[High-density lipoprotein (HDL) and cholesteryl ester transfer protein (CETP): role in lipid metabolism and clinical meaning].

Large epidemiological studies have consistently shown that plasma levels of high-density lipoprotein (HDL) correlate inversely with cardiovascular risk. The apparent cardioprotective role of HDL has primarily been attributed to its participation in reverse cholesterol transport (RCT) but there is also substantial evidence that supports the concept of HDL and apoA-I preventing oxidative damage, inhibiting systemic inflammation, promoting vascular integrity and preventing thrombosis. Besides conventional therapy to increase HDL like physical exercise, weight loss and dietary changes new strategies to intervene at various steps of its metabolism have been proposed and are in development.

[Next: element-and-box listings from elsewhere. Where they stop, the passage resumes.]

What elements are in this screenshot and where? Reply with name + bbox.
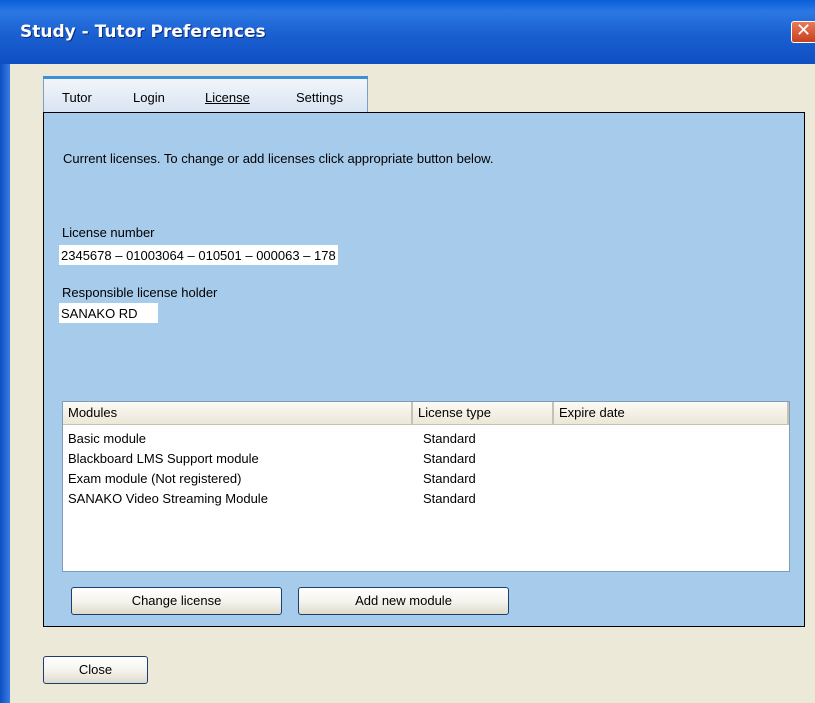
add-new-module-button[interactable]: Add new module [298,587,509,615]
license-holder-label: Responsible license holder [62,285,218,300]
list-item[interactable]: Basic module Standard [63,429,789,449]
tab-license[interactable]: License [205,90,250,105]
window-title: Study - Tutor Preferences [20,22,266,42]
modules-list-header: Modules License type Expire date [63,402,789,425]
module-name: SANAKO Video Streaming Module [68,491,268,506]
module-license-type: Standard [423,491,476,506]
license-number-label: License number [62,225,155,240]
column-header-license-type[interactable]: License type [413,402,554,424]
column-header-modules[interactable]: Modules [63,402,413,424]
license-panel: Current licenses. To change or add licen… [43,112,805,627]
module-name: Blackboard LMS Support module [68,451,259,466]
list-item[interactable]: SANAKO Video Streaming Module Standard [63,489,789,509]
module-license-type: Standard [423,451,476,466]
close-button[interactable]: Close [43,656,148,684]
window-left-border [0,64,10,703]
module-name: Basic module [68,431,147,446]
panel-description: Current licenses. To change or add licen… [63,151,494,166]
tab-settings[interactable]: Settings [296,90,343,105]
close-icon[interactable]: ✕ [791,21,815,43]
title-bar[interactable]: Study - Tutor Preferences ✕ [0,0,815,64]
modules-list[interactable]: Modules License type Expire date Basic m… [62,401,790,572]
module-name: Exam module (Not registered) [68,471,242,486]
tab-strip: Tutor Login License Settings [43,76,368,112]
list-item[interactable]: Blackboard LMS Support module Standard [63,449,789,469]
column-header-expire-date[interactable]: Expire date [554,402,789,424]
tab-login[interactable]: Login [133,90,165,105]
list-item[interactable]: Exam module (Not registered) Standard [63,469,789,489]
module-license-type: Standard [423,471,476,486]
license-number-value: 2345678 – 01003064 – 010501 – 000063 – 1… [59,245,338,265]
module-license-type: Standard [423,431,476,446]
tab-tutor[interactable]: Tutor [62,90,92,105]
change-license-button[interactable]: Change license [71,587,282,615]
license-holder-value: SANAKO RD [59,303,158,323]
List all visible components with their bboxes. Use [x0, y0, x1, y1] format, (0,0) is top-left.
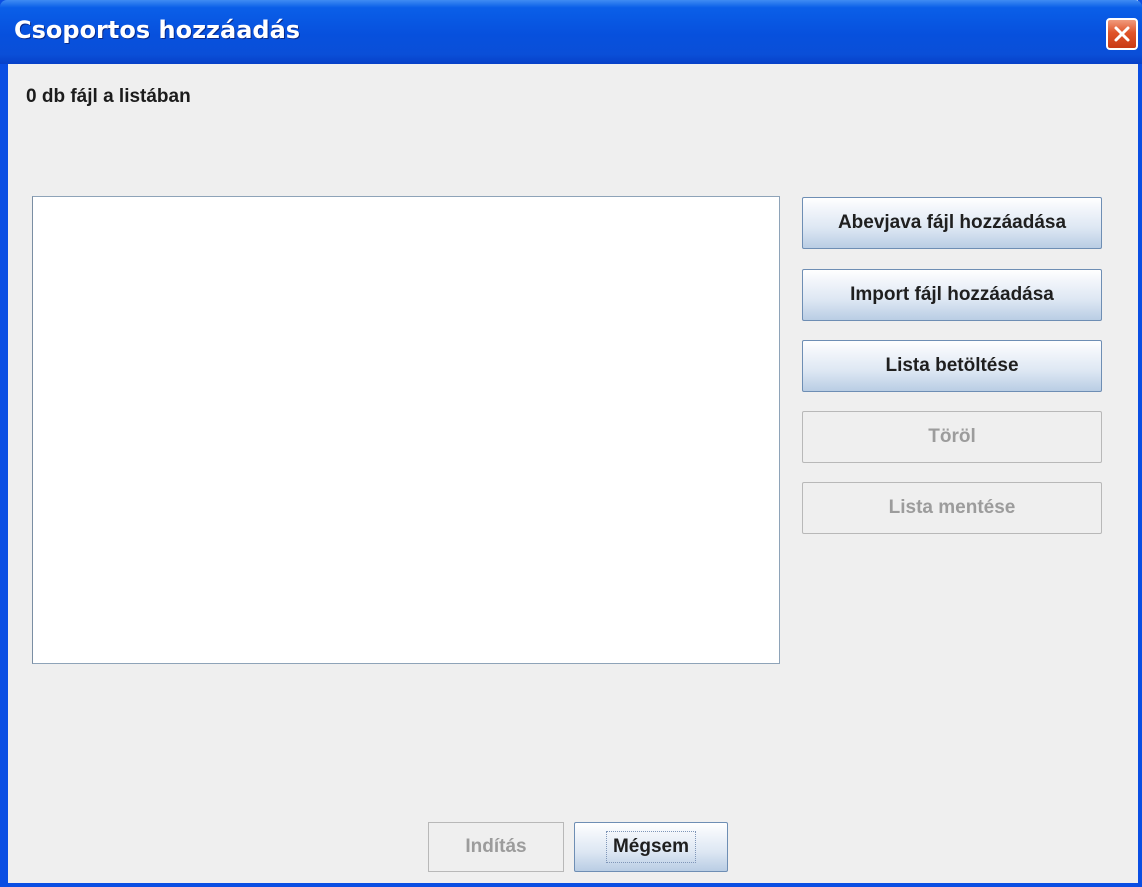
add-abevjava-file-button[interactable]: Abevjava fájl hozzáadása — [802, 197, 1102, 249]
save-list-label: Lista mentése — [888, 497, 1016, 518]
save-list-button[interactable]: Lista mentése — [802, 482, 1102, 534]
load-list-button[interactable]: Lista betöltése — [802, 340, 1102, 392]
start-button[interactable]: Indítás — [428, 822, 564, 872]
title-bar[interactable]: Csoportos hozzáadás — [0, 0, 1142, 64]
cancel-label: Mégsem — [605, 831, 697, 863]
start-label: Indítás — [465, 836, 527, 857]
add-import-file-label: Import fájl hozzáadása — [850, 284, 1054, 305]
add-import-file-button[interactable]: Import fájl hozzáadása — [802, 269, 1102, 321]
delete-button[interactable]: Töröl — [802, 411, 1102, 463]
load-list-label: Lista betöltése — [885, 355, 1019, 376]
cancel-button[interactable]: Mégsem — [574, 822, 728, 872]
file-list[interactable] — [32, 196, 780, 664]
file-count-label: 0 db fájl a listában — [26, 86, 191, 107]
dialog-window: Csoportos hozzáadás 0 db fájl a listában… — [0, 0, 1142, 887]
window-title: Csoportos hozzáadás — [14, 16, 301, 44]
close-button[interactable] — [1106, 18, 1138, 50]
close-icon — [1114, 26, 1130, 42]
add-abevjava-file-label: Abevjava fájl hozzáadása — [837, 212, 1067, 233]
delete-label: Töröl — [928, 426, 976, 447]
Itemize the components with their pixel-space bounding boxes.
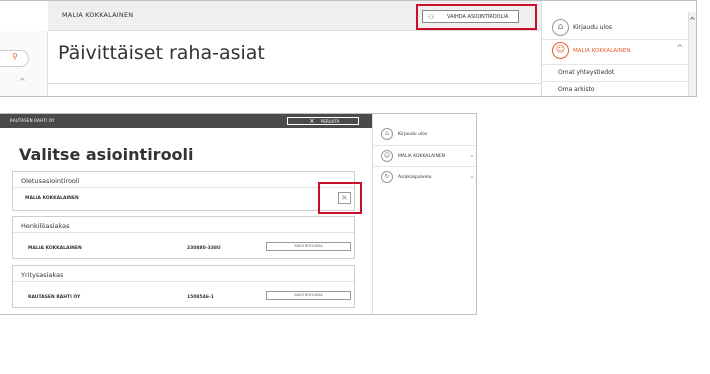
search-field[interactable]: ⚲ — [0, 50, 29, 67]
chevron-down-icon: ⌄ — [469, 151, 475, 159]
card-heading: Oletusasiointirooli — [13, 172, 354, 188]
top-bar: RAUTASEN RAHTI OY × PERUUTA — [0, 114, 372, 128]
act-in-role-button[interactable]: ASIOI ROOLISSA — [266, 242, 351, 251]
personal-customer-card: Henkilöasiakas MALIA KOKKALAINEN 230880-… — [12, 216, 355, 259]
business-customer-card: Yritysasiakas RAUTASEN RAHTI OY 1508546-… — [12, 265, 355, 308]
act-in-role-button[interactable]: ASIOI ROOLISSA — [266, 291, 351, 300]
active-company-name: RAUTASEN RAHTI OY — [10, 118, 55, 123]
highlight-box-change-role — [416, 4, 537, 30]
search-icon: ⚲ — [12, 52, 18, 61]
card-heading: Yritysasiakas — [13, 266, 354, 282]
logout-link[interactable]: ⌂ Kirjaudu ulos — [373, 124, 476, 145]
user-menu-item[interactable]: ☺ MALIA KOKKALAINEN ^ — [542, 39, 687, 63]
logout-label: Kirjaudu ulos — [573, 24, 612, 31]
divider — [48, 83, 541, 84]
lock-icon: ⌂ — [381, 128, 393, 140]
logged-in-user-name: MALIA KOKKALAINEN — [62, 11, 134, 19]
chevron-down-icon: ⌄ — [469, 172, 475, 180]
page-title: Päivittäiset raha-asiat — [58, 42, 265, 64]
top-screenshot-panel: MALIA KOKKALAINEN ⚇ VAIHDA ASIOINTIROOLI… — [0, 0, 697, 97]
lock-icon: ⌂ — [552, 19, 569, 36]
business-id: 1508546-1 — [187, 295, 214, 300]
side-menu: ⌂ Kirjaudu ulos ☺ MALIA KOKKALAINEN ^ Om… — [541, 1, 687, 96]
close-icon: × — [309, 117, 315, 125]
user-icon: ☺ — [381, 150, 393, 162]
bottom-screenshot-panel: RAUTASEN RAHTI OY × PERUUTA Valitse asio… — [0, 113, 477, 315]
default-role-name: MALIA KOKKALAINEN — [25, 196, 79, 201]
customer-service-label: Asiakaspalvelu — [398, 175, 432, 180]
logout-label: Kirjaudu ulos — [398, 132, 428, 137]
contact-info-link[interactable]: Omat yhteystiedot — [542, 64, 687, 80]
refresh-icon: ↻ — [381, 171, 393, 183]
default-role-card: Oletusasiointirooli MALIA KOKKALAINEN × — [12, 171, 355, 211]
cancel-button[interactable]: × PERUUTA — [287, 117, 359, 125]
page-title: Valitse asiointirooli — [19, 145, 194, 164]
scroll-up-arrow-icon[interactable]: ^ — [689, 16, 696, 25]
contact-info-label: Omat yhteystiedot — [558, 69, 615, 76]
highlight-box-remove-default — [318, 182, 362, 214]
side-menu: ⌂ Kirjaudu ulos ☺ MALIA KOKKALAINEN ⌄ ↻ … — [372, 114, 476, 314]
archive-label: Oma arkisto — [558, 86, 595, 93]
personal-id: 230880-338U — [187, 246, 221, 251]
user-menu-label: MALIA KOKKALAINEN — [573, 48, 631, 54]
user-icon: ☺ — [552, 42, 569, 59]
chevron-up-icon: ^ — [676, 44, 684, 54]
customer-service-item[interactable]: ↻ Asiakaspalvelu ⌄ — [373, 166, 476, 187]
business-customer-name: RAUTASEN RAHTI OY — [28, 295, 81, 300]
card-heading: Henkilöasiakas — [13, 217, 354, 233]
logout-link[interactable]: ⌂ Kirjaudu ulos — [542, 16, 687, 40]
scrollbar[interactable]: ^ — [688, 12, 696, 96]
cancel-label: PERUUTA — [321, 119, 340, 124]
user-menu-item[interactable]: ☺ MALIA KOKKALAINEN ⌄ — [373, 145, 476, 166]
personal-customer-name: MALIA KOKKALAINEN — [28, 246, 82, 251]
archive-link[interactable]: Oma arkisto — [542, 81, 687, 96]
chevron-up-icon[interactable]: ^ — [19, 77, 26, 86]
user-menu-label: MALIA KOKKALAINEN — [398, 154, 446, 159]
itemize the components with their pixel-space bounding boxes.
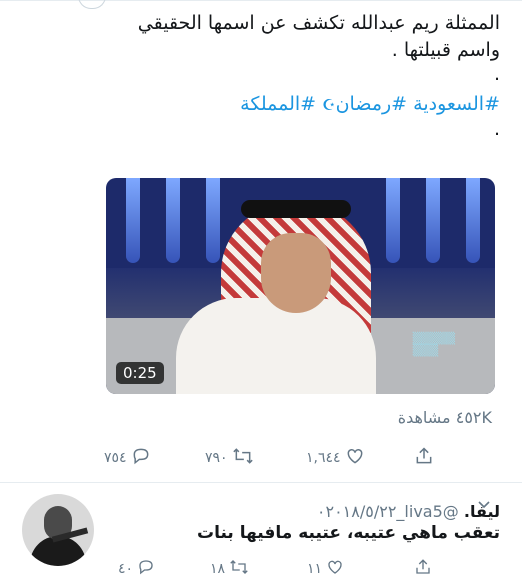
crescent-moon-icon: ☪	[322, 96, 336, 114]
reply-like-count: ١١	[307, 561, 323, 577]
reply-header: ليفا. @liva5_٠٢٠١٨/٥/٢٢	[317, 502, 500, 521]
stage-light	[206, 178, 220, 263]
divider	[0, 482, 522, 483]
previous-avatar-edge	[78, 0, 106, 9]
stage-light	[426, 178, 440, 263]
reply-text: تعقب ماهي عتيبه، عتيبه مافيها بنات	[196, 523, 500, 543]
tweet-actions: ٧٥٤ ٧٩٠ ١,٦٤٤	[0, 438, 522, 478]
video-player[interactable]: ▒▒▒▒▒ ▒▒▒ 0:25	[106, 178, 495, 394]
retweet-action[interactable]: ٧٩٠	[205, 446, 254, 470]
reply-handle-date[interactable]: @liva5_٠٢٠١٨/٥/٢٢	[317, 502, 459, 521]
stage-light	[126, 178, 140, 263]
tweet-line-2: واسم قبيلتها .	[391, 39, 500, 61]
reply-icon	[131, 446, 151, 470]
reply-reply-count: ٤٠	[118, 561, 134, 577]
reply-retweet-action[interactable]: ١٨	[210, 558, 249, 580]
video-face	[261, 233, 331, 313]
channel-logo: ▒▒▒▒▒ ▒▒▒	[412, 332, 455, 357]
reply-author-name[interactable]: ليفا.	[464, 502, 500, 521]
tweet-dot-2: .	[493, 118, 500, 140]
retweet-count: ٧٩٠	[205, 450, 228, 466]
reply-action[interactable]: ٧٥٤	[104, 446, 151, 470]
share-icon	[414, 558, 432, 580]
retweet-icon	[232, 446, 254, 470]
hashtag-ramadan[interactable]: #رمضان	[336, 93, 408, 115]
video-agal	[241, 200, 351, 218]
hashtag-kingdom[interactable]: #المملكة	[240, 93, 316, 115]
reply-like-action[interactable]: ١١	[307, 558, 344, 580]
stage-light	[166, 178, 180, 263]
reply-actions: ٤٠ ١٨ ١١	[0, 556, 522, 586]
like-action[interactable]: ١,٦٤٤	[306, 446, 365, 470]
reply-count: ٧٥٤	[104, 450, 127, 466]
like-count: ١,٦٤٤	[306, 450, 341, 466]
share-icon	[414, 446, 434, 470]
tweet-dot-1: .	[493, 63, 500, 85]
stage-light	[466, 178, 480, 263]
view-count: ٤٥٢K مشاهدة	[397, 408, 492, 427]
hashtag-line: #السعودية #رمضان☪ #المملكة	[60, 91, 500, 119]
reply-share-action[interactable]	[414, 558, 432, 580]
heart-icon	[345, 446, 365, 470]
tweet-text: الممثلة ريم عبدالله تكشف عن اسمها الحقيق…	[60, 10, 500, 146]
tweet-line-1: الممثلة ريم عبدالله تكشف عن اسمها الحقيق…	[137, 12, 500, 34]
reply-reply-action[interactable]: ٤٠	[118, 558, 155, 580]
retweet-icon	[229, 558, 249, 580]
video-duration: 0:25	[116, 362, 164, 384]
hashtag-saudi[interactable]: #السعودية	[413, 93, 500, 115]
stage-light	[386, 178, 400, 263]
reply-icon	[137, 558, 155, 580]
video-person	[176, 298, 376, 394]
heart-icon	[326, 558, 344, 580]
share-action[interactable]	[414, 446, 434, 470]
reply-retweet-count: ١٨	[210, 561, 226, 577]
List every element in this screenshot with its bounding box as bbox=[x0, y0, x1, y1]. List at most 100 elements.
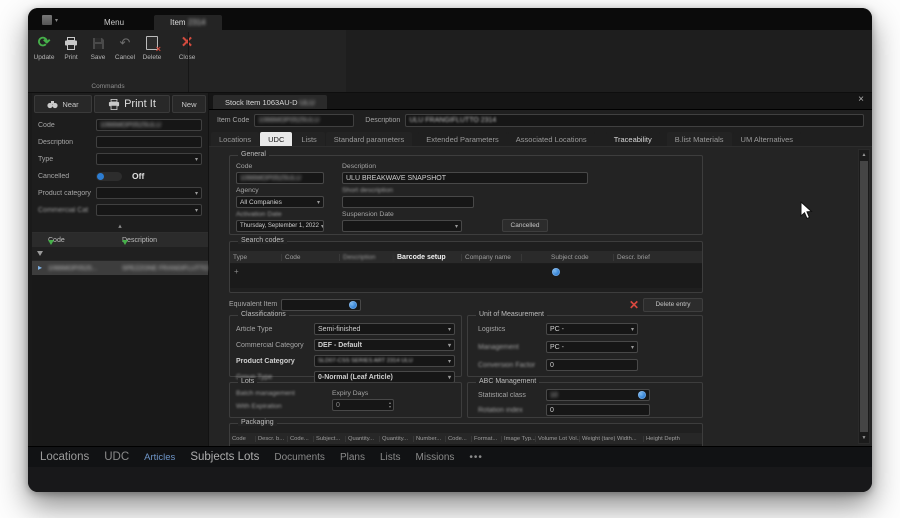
pk-col: Volume Lot Vol... bbox=[538, 435, 580, 442]
activation-date-select[interactable]: Thursday, September 1, 2022 ▾ bbox=[236, 220, 324, 232]
vertical-scrollbar[interactable]: ▲ ▼ bbox=[858, 149, 870, 444]
statistical-class-input[interactable]: 10 bbox=[546, 389, 650, 401]
commercial-category-label: Commercial Category bbox=[236, 341, 304, 349]
product-category-select[interactable]: SLD07-CSS SERIES ART 2314 ULU ▾ bbox=[314, 355, 455, 367]
nav-subjects-lots[interactable]: Subjects Lots bbox=[190, 451, 259, 463]
tab-um-alternatives[interactable]: UM Alternatives bbox=[732, 132, 802, 146]
chevron-down-icon: ▾ bbox=[630, 344, 634, 351]
delete-entry-label: Delete entry bbox=[655, 301, 691, 308]
detail-body: General Code 1066MOP0525ULU Description … bbox=[209, 147, 872, 446]
nav-udc[interactable]: UDC bbox=[104, 451, 129, 463]
row-code: 1066MOP0525... bbox=[48, 264, 98, 272]
packaging-row[interactable]: ▼ bbox=[230, 445, 702, 446]
commercial-category-select[interactable]: DEF - Default ▾ bbox=[314, 339, 455, 351]
app-menu-caret-icon[interactable]: ▾ bbox=[55, 17, 58, 24]
grid-header-code: Code bbox=[48, 236, 65, 244]
lots-abc-row: Lots Batch management With Expiration Ex… bbox=[229, 378, 703, 418]
description-input[interactable] bbox=[96, 136, 202, 148]
scroll-up-icon[interactable]: ▲ bbox=[859, 150, 869, 160]
logistics-select[interactable]: PC - ▾ bbox=[546, 323, 638, 335]
chevron-down-icon: ▾ bbox=[447, 326, 451, 333]
globe-icon[interactable] bbox=[552, 268, 560, 276]
app-menu-icon[interactable] bbox=[42, 15, 52, 25]
chevron-down-icon: ▾ bbox=[194, 156, 198, 163]
cancelled-toggle[interactable] bbox=[96, 171, 122, 181]
pk-col: Descr. b... bbox=[256, 435, 288, 442]
print-it-label: Print It bbox=[124, 98, 156, 110]
document-tab[interactable]: Stock Item 1063AU-D ULU bbox=[213, 95, 327, 109]
add-row-icon[interactable]: + bbox=[234, 267, 239, 276]
ribbon-tab-menu[interactable]: Menu bbox=[88, 15, 140, 30]
commercial-cat-select[interactable]: ▾ bbox=[96, 204, 202, 216]
cancelled-label: Cancelled bbox=[38, 172, 70, 180]
tab-locations[interactable]: Locations bbox=[211, 132, 260, 146]
nav-missions[interactable]: Missions bbox=[416, 452, 455, 463]
general-cancelled-checkbox[interactable]: Cancelled bbox=[502, 219, 548, 232]
suspension-date-select[interactable]: ▾ bbox=[342, 220, 462, 232]
tab-standard-parameters[interactable]: Standard parameters bbox=[325, 132, 413, 146]
code-label: Code bbox=[38, 121, 55, 129]
result-row[interactable]: ▸ 1066MOP0525... SPEZZONE FRANGIFLUTTO U… bbox=[32, 261, 208, 275]
results-grid-filter-row[interactable] bbox=[32, 239, 208, 262]
tab-lists[interactable]: Lists bbox=[293, 132, 325, 146]
agency-select[interactable]: All Companies ▾ bbox=[236, 196, 324, 208]
ribbon-tab-item-redacted: 2314 bbox=[187, 18, 206, 27]
col-barcode-setup: Barcode setup bbox=[394, 253, 462, 261]
nav-locations[interactable]: Locations bbox=[40, 451, 89, 463]
print-it-button[interactable]: Print It bbox=[94, 95, 170, 113]
nav-more-icon[interactable]: ••• bbox=[469, 452, 483, 463]
clear-equivalent-icon[interactable]: ✕ bbox=[629, 299, 639, 311]
management-label: Management bbox=[478, 343, 519, 351]
nav-lists[interactable]: Lists bbox=[380, 452, 401, 463]
nav-documents[interactable]: Documents bbox=[274, 452, 325, 463]
conversion-factor-input[interactable]: 0 bbox=[546, 359, 638, 371]
tab-extended-parameters[interactable]: Extended Parameters bbox=[418, 132, 507, 146]
document-close-icon[interactable]: × bbox=[858, 95, 864, 105]
nav-articles[interactable]: Articles bbox=[144, 452, 175, 463]
globe-icon[interactable] bbox=[638, 391, 646, 399]
equivalent-item-input[interactable] bbox=[281, 298, 362, 311]
general-description-value: ULU BREAKWAVE SNAPSHOT bbox=[346, 174, 446, 182]
code-input[interactable]: 1066MOP0525ULU bbox=[96, 119, 202, 131]
ribbon-tab-item[interactable]: Item 2314 bbox=[154, 15, 222, 30]
item-description-input[interactable]: ULU FRANGIFLUTTO 2314 bbox=[405, 113, 864, 127]
article-type-select[interactable]: Semi-finished ▾ bbox=[314, 323, 455, 335]
tab-udc[interactable]: UDC bbox=[260, 132, 293, 146]
expiry-days-value: 0 bbox=[336, 401, 340, 409]
stepper-arrows-icon[interactable]: ▴ ▾ bbox=[389, 401, 391, 409]
agency-label: Agency bbox=[236, 187, 259, 194]
with-expiration-label: With Expiration bbox=[236, 403, 282, 410]
tab-blist-materials[interactable]: B.list Materials bbox=[666, 132, 732, 146]
short-description-input[interactable] bbox=[342, 196, 474, 208]
scrollbar-thumb[interactable] bbox=[860, 161, 868, 432]
near-button[interactable]: Near bbox=[34, 95, 92, 113]
scroll-down-icon[interactable]: ▼ bbox=[859, 433, 869, 443]
col-descr-brief: Descr. brief bbox=[617, 253, 650, 261]
delete-entry-button[interactable]: Delete entry bbox=[643, 297, 703, 312]
article-type-label: Article Type bbox=[236, 325, 273, 333]
management-select[interactable]: PC - ▾ bbox=[546, 341, 638, 353]
product-category-select[interactable]: ▾ bbox=[96, 187, 202, 199]
cancelled-state: Off bbox=[132, 171, 145, 181]
type-label: Type bbox=[38, 155, 54, 163]
search-codes-empty-row[interactable]: + bbox=[230, 264, 702, 288]
nav-plans[interactable]: Plans bbox=[340, 452, 365, 463]
globe-icon[interactable] bbox=[349, 300, 358, 309]
tab-traceability[interactable]: Traceability bbox=[605, 132, 660, 146]
item-code-input[interactable]: 1066MOP0525ULU bbox=[254, 113, 355, 127]
type-select[interactable]: ▾ bbox=[96, 153, 202, 165]
general-code-input[interactable]: 1066MOP0525ULU bbox=[236, 172, 324, 184]
new-button[interactable]: New bbox=[172, 95, 206, 113]
rotation-index-input[interactable]: 0 bbox=[546, 404, 650, 416]
item-description-label: Description bbox=[365, 116, 401, 124]
general-description-input[interactable]: ULU BREAKWAVE SNAPSHOT bbox=[342, 172, 588, 184]
left-panel-toolbar: Near Print It New bbox=[34, 95, 206, 113]
tab-associated-locations[interactable]: Associated Locations bbox=[507, 132, 595, 146]
expiry-days-stepper[interactable]: 0 ▴ ▾ bbox=[332, 399, 394, 411]
collapse-panel-button[interactable]: ▴ bbox=[32, 221, 208, 232]
pk-col: Format... bbox=[472, 435, 502, 442]
chevron-down-icon: ▾ bbox=[447, 342, 451, 349]
pk-col: Code... bbox=[288, 435, 314, 442]
window-footer bbox=[28, 467, 872, 492]
pk-col: Quantity... bbox=[346, 435, 380, 442]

One of the most promising approaches is inhibiting cholesteryl ester transfer protein (CETP)which plays a central role in RCT by transferring cholesteryl esters from HDL to apoB containing lipoproteins in exchange for triglycerides. The failure of the CETP inhibitor torcetrapib, however, to cause any benefit on cardiovascular outcomes despite significantly increased HDL levels in several clinical trials casted doubts upon the concept of CETP inhibition. Meanwhile, off target toxicity could be shown for torcetrapib and a new generation of CETP inhibitors stands ready to be tested in large clinical trials. This article describes the formation and remodeling of HDL, how HDL is thought to be beneficial for the vasculature and what options we have today to increase HDL levels with a special focus on CETP inhibition.